With these concerns in mind please, in the public interest provide me with the following:
A. Information/staffing/advice provided by the International Monetary Fund prior to September 2021 as assistance to the RBNZ to explore CBDCs and lay the foundation for a feasibility study that would become the Future of Money consultation.
B. Re: Future of Money consultation.

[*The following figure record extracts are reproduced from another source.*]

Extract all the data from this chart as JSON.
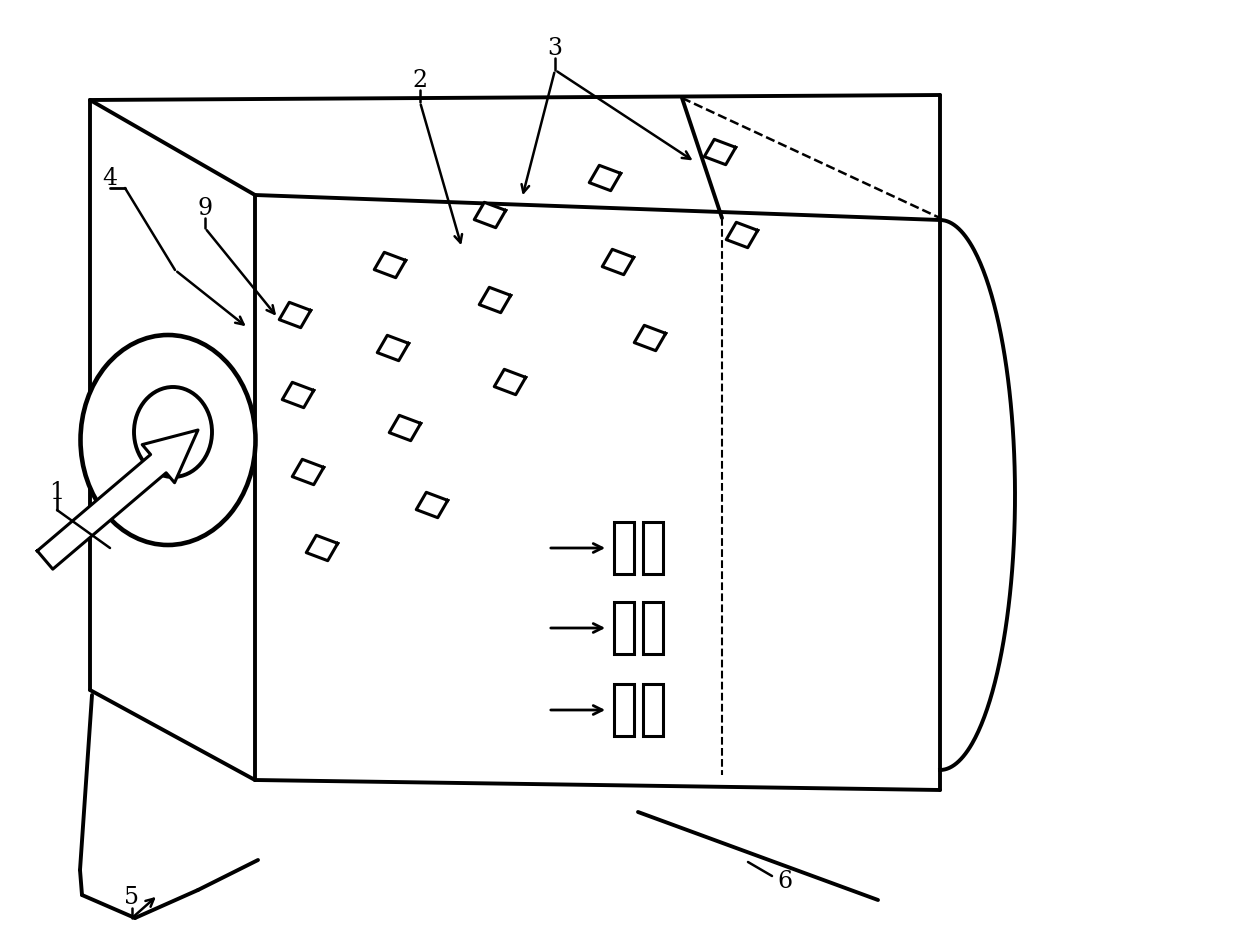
{
  "bg_color": "#ffffff",
  "lc": "#000000",
  "lw": 2.2,
  "lw_thick": 2.8,
  "label_fontsize": 17
}
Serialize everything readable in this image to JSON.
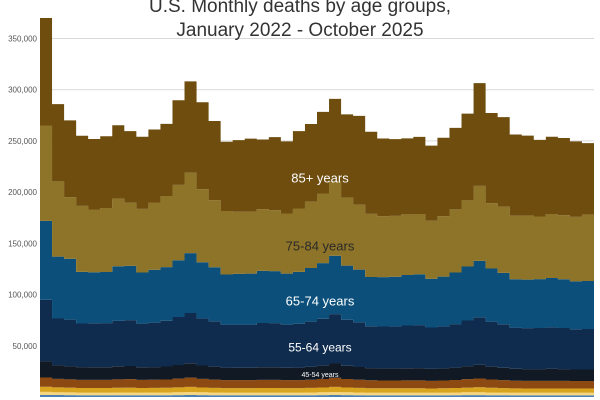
{
  "chart_data": {
    "type": "area",
    "title_line1": "U.S. Monthly deaths by age groups,",
    "title_line2": "January 2022 - October 2025",
    "xlabel": "",
    "ylabel": "",
    "ylim": [
      0,
      370000
    ],
    "yticks": [
      {
        "value": 50000,
        "label": "50,000"
      },
      {
        "value": 100000,
        "label": "100,000"
      },
      {
        "value": 150000,
        "label": "150,000"
      },
      {
        "value": 200000,
        "label": "200,000"
      },
      {
        "value": 250000,
        "label": "250,000"
      },
      {
        "value": 300000,
        "label": "300,000"
      },
      {
        "value": 350000,
        "label": "350,000"
      }
    ],
    "grid": true,
    "legend": "none",
    "stacked": true,
    "step": true,
    "x_start": "2022-01",
    "x_end": "2025-10",
    "series": [
      {
        "label": "",
        "color": "#4a7fb5",
        "values": [
          2000,
          1900,
          1800,
          1700,
          1700,
          1700,
          1700,
          1700,
          1700,
          1700,
          1700,
          1800,
          1900,
          1800,
          1700,
          1700,
          1700,
          1700,
          1700,
          1700,
          1700,
          1700,
          1700,
          1800,
          1900,
          1800,
          1700,
          1600,
          1600,
          1600,
          1600,
          1600,
          1600,
          1600,
          1700,
          1800,
          1800,
          1700,
          1700,
          1600,
          1600,
          1600,
          1600,
          1600,
          1600,
          1600
        ]
      },
      {
        "label": "",
        "color": "#f5d580",
        "values": [
          3000,
          2800,
          2700,
          2600,
          2600,
          2600,
          2700,
          2700,
          2600,
          2700,
          2700,
          2800,
          3000,
          2800,
          2700,
          2600,
          2600,
          2600,
          2600,
          2600,
          2600,
          2600,
          2700,
          2800,
          3000,
          2800,
          2700,
          2600,
          2600,
          2600,
          2600,
          2600,
          2500,
          2600,
          2700,
          2800,
          2900,
          2700,
          2600,
          2500,
          2500,
          2500,
          2500,
          2500,
          2500,
          2500
        ]
      },
      {
        "label": "",
        "color": "#d9a520",
        "values": [
          5000,
          4700,
          4600,
          4500,
          4500,
          4500,
          4600,
          4700,
          4500,
          4500,
          4600,
          4800,
          5000,
          4700,
          4500,
          4400,
          4400,
          4400,
          4500,
          4500,
          4400,
          4400,
          4500,
          4700,
          5000,
          4700,
          4500,
          4400,
          4300,
          4300,
          4300,
          4300,
          4200,
          4300,
          4400,
          4600,
          4800,
          4600,
          4400,
          4300,
          4200,
          4200,
          4200,
          4200,
          4200,
          4200
        ]
      },
      {
        "label": "",
        "color": "#8c4a12",
        "values": [
          9000,
          8300,
          8100,
          7900,
          7900,
          7900,
          8200,
          8300,
          7900,
          7900,
          8100,
          8500,
          9000,
          8400,
          8100,
          7800,
          7800,
          7800,
          7900,
          7900,
          7800,
          7800,
          8000,
          8300,
          8900,
          8300,
          8000,
          7700,
          7600,
          7600,
          7700,
          7700,
          7500,
          7600,
          7800,
          8200,
          8600,
          8100,
          7800,
          7500,
          7400,
          7400,
          7500,
          7400,
          7300,
          7300
        ]
      },
      {
        "label": "45-54 years",
        "color": "#111a24",
        "values": [
          16000,
          13400,
          12900,
          12500,
          12400,
          12400,
          12800,
          12900,
          12300,
          12400,
          12700,
          13300,
          14000,
          13100,
          12600,
          12200,
          12100,
          12100,
          12400,
          12400,
          12100,
          12200,
          12500,
          13000,
          13900,
          12900,
          12400,
          11900,
          11800,
          11800,
          11900,
          12000,
          11600,
          11800,
          12100,
          12700,
          13300,
          12600,
          12100,
          11700,
          11500,
          11500,
          11600,
          11500,
          11300,
          11300
        ]
      },
      {
        "label": "55-64 years",
        "color": "#0f2b4d",
        "values": [
          60000,
          45500,
          45400,
          42600,
          42900,
          43000,
          44300,
          44700,
          42600,
          43400,
          44600,
          46900,
          49100,
          45900,
          44300,
          41900,
          42000,
          42100,
          43200,
          43000,
          42100,
          42700,
          44200,
          45800,
          48200,
          44900,
          43600,
          40900,
          40900,
          41000,
          41700,
          42000,
          40400,
          41000,
          42500,
          44600,
          46500,
          43900,
          42400,
          40100,
          40000,
          40200,
          40600,
          40100,
          39300,
          39500
        ]
      },
      {
        "label": "65-74 years",
        "color": "#0b4f7a",
        "values": [
          77000,
          60400,
          59500,
          50300,
          49800,
          49900,
          53400,
          53000,
          50000,
          51600,
          52400,
          55400,
          58500,
          54800,
          52800,
          49000,
          49600,
          49800,
          50800,
          50800,
          49700,
          50800,
          52300,
          54300,
          57000,
          52900,
          51500,
          48100,
          48200,
          48500,
          49300,
          49600,
          47700,
          48600,
          50300,
          52700,
          55000,
          51900,
          50200,
          47300,
          47400,
          47700,
          48200,
          47600,
          46700,
          46900
        ]
      },
      {
        "label": "75-84 years",
        "color": "#8e7428",
        "values": [
          93000,
          73500,
          60000,
          64500,
          61200,
          62500,
          66000,
          61700,
          62000,
          65700,
          69400,
          73600,
          78500,
          71400,
          65500,
          62000,
          60600,
          60500,
          60300,
          59400,
          58700,
          61800,
          64700,
          68000,
          72600,
          66300,
          63300,
          61600,
          59500,
          59400,
          59200,
          58900,
          56700,
          59000,
          61700,
          64500,
          73200,
          63800,
          64500,
          62000,
          62500,
          61100,
          62400,
          62500,
          62900,
          64700
        ]
      },
      {
        "label": "85+ years",
        "color": "#6e4d0f",
        "values": [
          105000,
          75400,
          75000,
          68400,
          68900,
          70000,
          71600,
          69900,
          70500,
          71200,
          70400,
          82600,
          89100,
          84800,
          77300,
          67600,
          70000,
          71200,
          68000,
          71400,
          70400,
          75600,
          75900,
          79600,
          80600,
          81300,
          86700,
          80200,
          75800,
          75000,
          74200,
          75300,
          73200,
          76600,
          79500,
          84800,
          100300,
          87900,
          87500,
          79300,
          78100,
          74800,
          75500,
          75400,
          73800,
          69900
        ]
      }
    ]
  }
}
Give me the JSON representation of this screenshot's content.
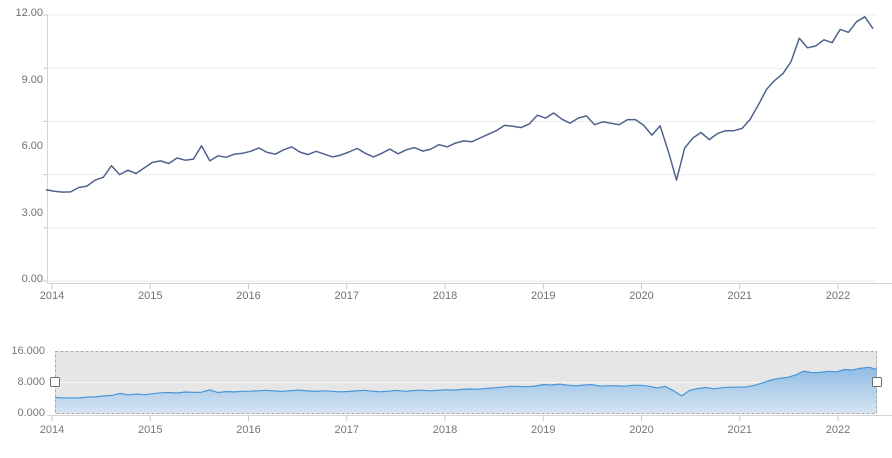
{
  "chart_data": [
    {
      "id": "main-price-series",
      "type": "line",
      "title": "",
      "xlabel": "",
      "ylabel": "",
      "x_start": "2014-01",
      "x_interval": "month",
      "x_axis_labels": [
        "2014",
        "2015",
        "2016",
        "2017",
        "2018",
        "2019",
        "2020",
        "2021",
        "2022"
      ],
      "y_axis_labels": [
        "12.00",
        "9.00",
        "6.00",
        "3.00",
        "0.00"
      ],
      "y_axis_label_values": [
        12,
        9,
        6,
        3,
        0
      ],
      "ylim": [
        0,
        12
      ],
      "gridline_values": [
        0,
        2.4,
        4.8,
        7.2,
        9.6,
        12
      ],
      "grid": "on",
      "legend": "none",
      "line_color": "#4f628e",
      "values": [
        4.12,
        4.05,
        4.01,
        4.02,
        4.22,
        4.28,
        4.55,
        4.68,
        5.2,
        4.8,
        5.0,
        4.85,
        5.1,
        5.35,
        5.42,
        5.3,
        5.55,
        5.45,
        5.5,
        6.1,
        5.42,
        5.65,
        5.58,
        5.72,
        5.76,
        5.85,
        6.0,
        5.8,
        5.72,
        5.92,
        6.05,
        5.82,
        5.7,
        5.85,
        5.72,
        5.6,
        5.68,
        5.82,
        5.98,
        5.76,
        5.6,
        5.76,
        5.95,
        5.74,
        5.92,
        6.02,
        5.86,
        5.95,
        6.15,
        6.05,
        6.22,
        6.32,
        6.28,
        6.45,
        6.62,
        6.78,
        7.02,
        6.98,
        6.92,
        7.08,
        7.48,
        7.35,
        7.58,
        7.3,
        7.12,
        7.35,
        7.45,
        7.05,
        7.18,
        7.12,
        7.05,
        7.28,
        7.28,
        7.02,
        6.58,
        7.0,
        5.85,
        4.55,
        6.0,
        6.45,
        6.7,
        6.38,
        6.65,
        6.78,
        6.78,
        6.88,
        7.3,
        7.95,
        8.65,
        9.05,
        9.35,
        9.9,
        10.95,
        10.52,
        10.6,
        10.88,
        10.75,
        11.35,
        11.22,
        11.7,
        11.92,
        11.38
      ]
    },
    {
      "id": "navigator-series",
      "type": "area",
      "series_ref": "main-price-series",
      "x_axis_labels": [
        "2014",
        "2015",
        "2016",
        "2017",
        "2018",
        "2019",
        "2020",
        "2021",
        "2022"
      ],
      "y_axis_labels": [
        "16.000",
        "8.000",
        "0.000"
      ],
      "y_axis_label_values": [
        16,
        8,
        0
      ],
      "ylim": [
        0,
        16
      ],
      "gridline_values": [
        8
      ],
      "legend": "none",
      "line_color": "#4a96d8",
      "fill_top_color": "#85b7e4",
      "fill_bottom_color": "#d3e4f4",
      "background_color": "#e6e6e6",
      "border_style": "dashed",
      "border_color": "#a9a9a9",
      "handle_fill": "#ffffff",
      "handle_border": "#6f6f6f",
      "selected_range": "full"
    }
  ],
  "colors": {
    "main_gridline": "#ececec",
    "axis_line": "#d5d5d5",
    "tick": "#c8c8c8",
    "axis_label_text": "#6d7175",
    "nav_gridline": "#f7f7f7"
  }
}
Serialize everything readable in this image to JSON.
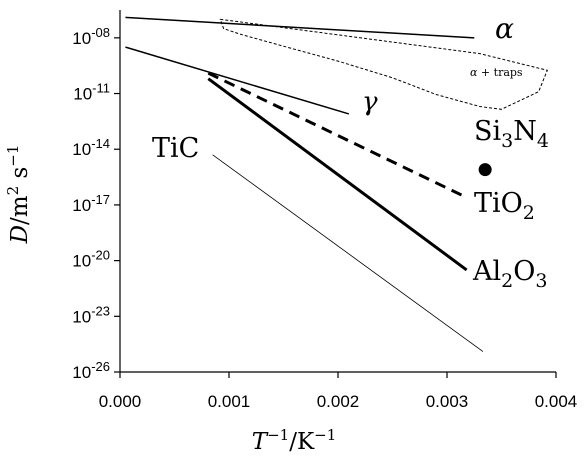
{
  "chart_data": {
    "type": "line",
    "xlabel": {
      "main": "T",
      "sup1": "−1",
      "mid": "/K",
      "sup2": "−1"
    },
    "ylabel": {
      "main": "D",
      "mid": "/m",
      "sup1": "2",
      "space": " s",
      "sup2": "−1"
    },
    "xlim": [
      0.0,
      0.004
    ],
    "ylim": [
      -26,
      -6.5
    ],
    "y_scale": "log10",
    "x_ticks": [
      {
        "value": 0.0,
        "label": "0.000"
      },
      {
        "value": 0.001,
        "label": "0.001"
      },
      {
        "value": 0.002,
        "label": "0.002"
      },
      {
        "value": 0.003,
        "label": "0.003"
      },
      {
        "value": 0.004,
        "label": "0.004"
      }
    ],
    "y_ticks": [
      {
        "value": -8,
        "base": "10",
        "exp": "-08"
      },
      {
        "value": -11,
        "base": "10",
        "exp": "-11"
      },
      {
        "value": -14,
        "base": "10",
        "exp": "-14"
      },
      {
        "value": -17,
        "base": "10",
        "exp": "-17"
      },
      {
        "value": -20,
        "base": "10",
        "exp": "-20"
      },
      {
        "value": -23,
        "base": "10",
        "exp": "-23"
      },
      {
        "value": -26,
        "base": "10",
        "exp": "-26"
      }
    ],
    "grid": false,
    "series": [
      {
        "id": "alpha",
        "style": "thin",
        "x": [
          5e-05,
          0.00325
        ],
        "y": [
          -6.9,
          -8.0
        ]
      },
      {
        "id": "gamma",
        "style": "thin",
        "x": [
          5e-05,
          0.0021
        ],
        "y": [
          -8.5,
          -12.1
        ]
      },
      {
        "id": "tic",
        "style": "hair",
        "x": [
          0.00085,
          0.00333
        ],
        "y": [
          -14.3,
          -24.9
        ]
      },
      {
        "id": "al2o3",
        "style": "bold",
        "x": [
          0.00081,
          0.00318
        ],
        "y": [
          -10.2,
          -20.5
        ]
      },
      {
        "id": "tio2",
        "style": "dashed",
        "x": [
          0.00081,
          0.00318
        ],
        "y": [
          -9.9,
          -16.6
        ]
      }
    ],
    "traps_region": {
      "id": "alpha-traps",
      "x": [
        0.00092,
        0.0033,
        0.00392,
        0.00384,
        0.0035,
        0.0033,
        0.0029,
        0.0025,
        0.002,
        0.0015,
        0.0011,
        0.00095,
        0.00092
      ],
      "y": [
        -7.0,
        -8.85,
        -9.75,
        -10.9,
        -11.85,
        -11.7,
        -11.05,
        -10.15,
        -9.25,
        -8.45,
        -7.8,
        -7.5,
        -7.0
      ]
    },
    "points": [
      {
        "id": "si3n4-point",
        "x": 0.00335,
        "y": -15.1
      }
    ],
    "annotations": {
      "alpha": {
        "sym": "α"
      },
      "gamma": {
        "sym": "γ"
      },
      "traps": {
        "sym": "α",
        "rest": " + traps"
      },
      "tic": {
        "text": "TiC"
      },
      "si3n4": {
        "a": "Si",
        "b": "3",
        "c": "N",
        "d": "4"
      },
      "tio2": {
        "a": "TiO",
        "b": "2"
      },
      "al2o3": {
        "a": "Al",
        "b": "2",
        "c": "O",
        "d": "3"
      }
    }
  }
}
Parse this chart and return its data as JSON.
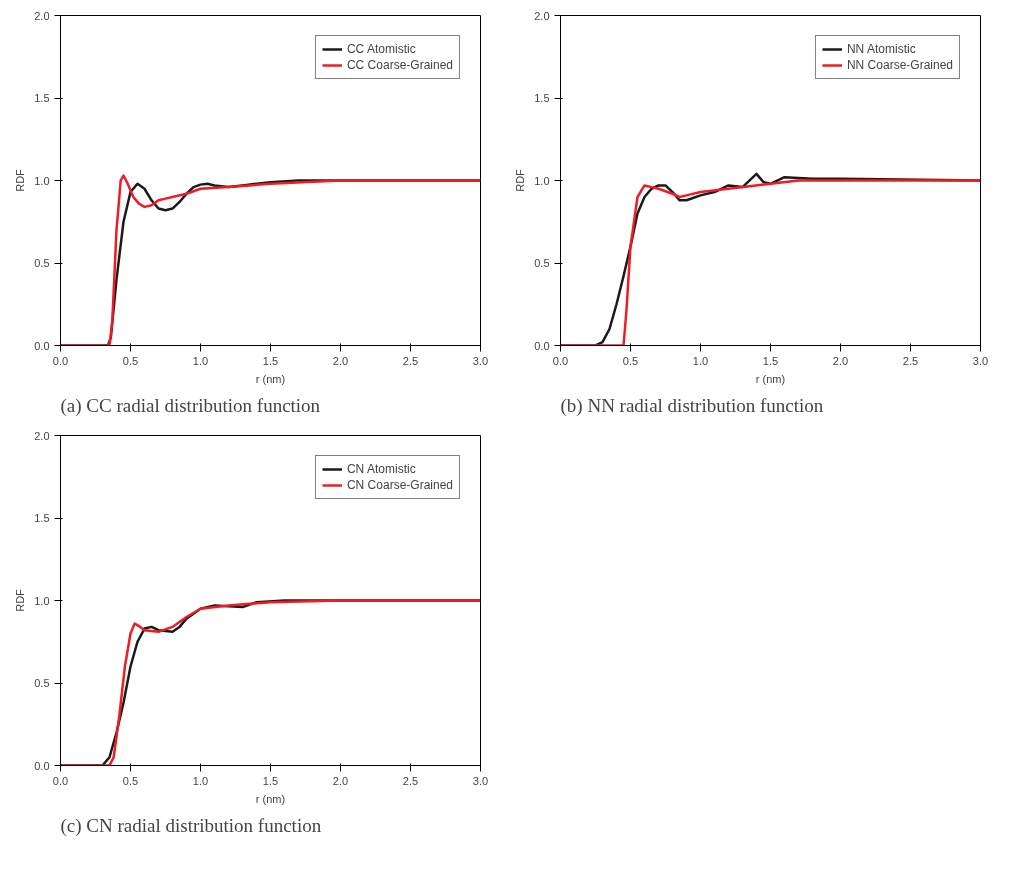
{
  "chart_data": [
    {
      "type": "line",
      "title": "(a) CC radial distribution function",
      "xlabel": "r (nm)",
      "ylabel": "RDF",
      "xlim": [
        0,
        3
      ],
      "ylim": [
        0,
        2
      ],
      "xticks": [
        {
          "value": 0,
          "label": "0.0"
        },
        {
          "value": 0.5,
          "label": "0.5"
        },
        {
          "value": 1,
          "label": "1.0"
        },
        {
          "value": 1.5,
          "label": "1.5"
        },
        {
          "value": 2,
          "label": "2.0"
        },
        {
          "value": 2.5,
          "label": "2.5"
        },
        {
          "value": 3,
          "label": "3.0"
        }
      ],
      "yticks": [
        {
          "value": 0,
          "label": "0.0"
        },
        {
          "value": 0.5,
          "label": "0.5"
        },
        {
          "value": 1,
          "label": "1.0"
        },
        {
          "value": 1.5,
          "label": "1.5"
        },
        {
          "value": 2,
          "label": "2.0"
        }
      ],
      "legend": "top right",
      "grid": false,
      "series": [
        {
          "name": "CC Atomistic",
          "color": "#1a1a1a",
          "x": [
            0,
            0.34,
            0.36,
            0.4,
            0.45,
            0.5,
            0.55,
            0.6,
            0.65,
            0.7,
            0.75,
            0.8,
            0.85,
            0.9,
            0.95,
            1.0,
            1.05,
            1.1,
            1.2,
            1.3,
            1.5,
            1.7,
            2.0,
            2.5,
            3.0
          ],
          "values": [
            0,
            0,
            0.05,
            0.4,
            0.75,
            0.93,
            0.98,
            0.95,
            0.88,
            0.83,
            0.82,
            0.83,
            0.87,
            0.92,
            0.96,
            0.975,
            0.98,
            0.97,
            0.96,
            0.97,
            0.99,
            1.0,
            1.0,
            1.0,
            1.0
          ]
        },
        {
          "name": "CC Coarse-Grained",
          "color": "#ee1c25",
          "x": [
            0,
            0.35,
            0.37,
            0.4,
            0.43,
            0.45,
            0.48,
            0.52,
            0.56,
            0.6,
            0.65,
            0.7,
            0.75,
            0.8,
            0.9,
            1.0,
            1.2,
            1.5,
            2.0,
            3.0
          ],
          "values": [
            0,
            0,
            0.15,
            0.7,
            1.0,
            1.03,
            0.98,
            0.9,
            0.86,
            0.84,
            0.85,
            0.88,
            0.89,
            0.9,
            0.92,
            0.95,
            0.96,
            0.98,
            1.0,
            1.0
          ]
        }
      ]
    },
    {
      "type": "line",
      "title": "(b) NN radial distribution function",
      "xlabel": "r (nm)",
      "ylabel": "RDF",
      "xlim": [
        0,
        3
      ],
      "ylim": [
        0,
        2
      ],
      "xticks": [
        {
          "value": 0,
          "label": "0.0"
        },
        {
          "value": 0.5,
          "label": "0.5"
        },
        {
          "value": 1,
          "label": "1.0"
        },
        {
          "value": 1.5,
          "label": "1.5"
        },
        {
          "value": 2,
          "label": "2.0"
        },
        {
          "value": 2.5,
          "label": "2.5"
        },
        {
          "value": 3,
          "label": "3.0"
        }
      ],
      "yticks": [
        {
          "value": 0,
          "label": "0.0"
        },
        {
          "value": 0.5,
          "label": "0.5"
        },
        {
          "value": 1,
          "label": "1.0"
        },
        {
          "value": 1.5,
          "label": "1.5"
        },
        {
          "value": 2,
          "label": "2.0"
        }
      ],
      "legend": "top right",
      "grid": false,
      "series": [
        {
          "name": "NN Atomistic",
          "color": "#1a1a1a",
          "x": [
            0,
            0.25,
            0.3,
            0.35,
            0.4,
            0.45,
            0.5,
            0.55,
            0.6,
            0.65,
            0.7,
            0.75,
            0.8,
            0.85,
            0.9,
            1.0,
            1.1,
            1.2,
            1.3,
            1.4,
            1.45,
            1.5,
            1.6,
            1.8,
            2.0,
            3.0
          ],
          "values": [
            0,
            0,
            0.02,
            0.1,
            0.25,
            0.42,
            0.6,
            0.8,
            0.9,
            0.95,
            0.97,
            0.97,
            0.93,
            0.88,
            0.88,
            0.91,
            0.93,
            0.97,
            0.96,
            1.04,
            0.99,
            0.98,
            1.02,
            1.01,
            1.01,
            1.0
          ]
        },
        {
          "name": "NN Coarse-Grained",
          "color": "#ee1c25",
          "x": [
            0,
            0.45,
            0.47,
            0.5,
            0.55,
            0.6,
            0.65,
            0.7,
            0.8,
            0.85,
            0.9,
            1.0,
            1.2,
            1.5,
            1.7,
            2.0,
            3.0
          ],
          "values": [
            0,
            0,
            0.2,
            0.6,
            0.9,
            0.97,
            0.96,
            0.95,
            0.92,
            0.9,
            0.91,
            0.93,
            0.95,
            0.98,
            1.0,
            1.0,
            1.0
          ]
        }
      ]
    },
    {
      "type": "line",
      "title": "(c) CN radial distribution function",
      "xlabel": "r (nm)",
      "ylabel": "RDF",
      "xlim": [
        0,
        3
      ],
      "ylim": [
        0,
        2
      ],
      "xticks": [
        {
          "value": 0,
          "label": "0.0"
        },
        {
          "value": 0.5,
          "label": "0.5"
        },
        {
          "value": 1,
          "label": "1.0"
        },
        {
          "value": 1.5,
          "label": "1.5"
        },
        {
          "value": 2,
          "label": "2.0"
        },
        {
          "value": 2.5,
          "label": "2.5"
        },
        {
          "value": 3,
          "label": "3.0"
        }
      ],
      "yticks": [
        {
          "value": 0,
          "label": "0.0"
        },
        {
          "value": 0.5,
          "label": "0.5"
        },
        {
          "value": 1,
          "label": "1.0"
        },
        {
          "value": 1.5,
          "label": "1.5"
        },
        {
          "value": 2,
          "label": "2.0"
        }
      ],
      "legend": "top right",
      "grid": false,
      "series": [
        {
          "name": "CN Atomistic",
          "color": "#1a1a1a",
          "x": [
            0,
            0.3,
            0.35,
            0.4,
            0.45,
            0.5,
            0.55,
            0.6,
            0.65,
            0.7,
            0.8,
            0.85,
            0.9,
            1.0,
            1.1,
            1.3,
            1.4,
            1.6,
            2.0,
            3.0
          ],
          "values": [
            0,
            0,
            0.05,
            0.2,
            0.38,
            0.6,
            0.75,
            0.83,
            0.84,
            0.82,
            0.81,
            0.84,
            0.89,
            0.95,
            0.97,
            0.96,
            0.99,
            1.0,
            1.0,
            1.0
          ]
        },
        {
          "name": "CN Coarse-Grained",
          "color": "#ee1c25",
          "x": [
            0,
            0.35,
            0.38,
            0.42,
            0.46,
            0.5,
            0.53,
            0.57,
            0.6,
            0.7,
            0.8,
            0.9,
            1.0,
            1.2,
            1.5,
            2.0,
            3.0
          ],
          "values": [
            0,
            0,
            0.05,
            0.3,
            0.6,
            0.8,
            0.86,
            0.84,
            0.82,
            0.81,
            0.84,
            0.9,
            0.95,
            0.97,
            0.99,
            1.0,
            1.0
          ]
        }
      ]
    }
  ]
}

All emails/advice/reports sent/produced by RBNZ board and staff that discuss or summarise public concerns about the potential for CBDCs to be programmable and/or have smart contracts functionality.
C. Advice/policy information on the role of Parliamentary decisions and the appropriations process in controlling what/which CBDCs are able to be released/distributed by the Reserve Bank of New Zealand to either the public or financial sector.
D. All briefings, memos and emails sent between Cabinet ministers and Treasury officials discussing central bank digital currencies (CBDCs) from January 1 2022 to December 15, 2024.
E. All reports and advice provided to RBNZ from the International Monetary Fund that discuss central bank digital currencies/CBDCs/programmable currencies/smart contracts from January 1 2022 to December 15, 2024.
F. All reports and advice provided to RBNZ from the International Monetary Fund that makes recommendations relating to monetary policy and/or inflation from January 2022 to December 15, 2024.
G. All interviews and discussions with New Zealand journalists discussing what CBDCs entail and the potential for CBDCs to be programmable and utilise smart contract functionality.
H. Re: the ‘Central Bank Digital Currency (CBDC) and Cash Trials Projects’
i. Where does the appropriation come from for the cash trials projects.
ii. What are the terms of reference and budget for the CBDC project.
Original OIA request - PDF sent to the Reserve Bank of New Zealand:
Unusually excellent Official Information Act request. Looking forward to response.
Brilliant OIA request. Thank you for all you do. I truly appreciate you.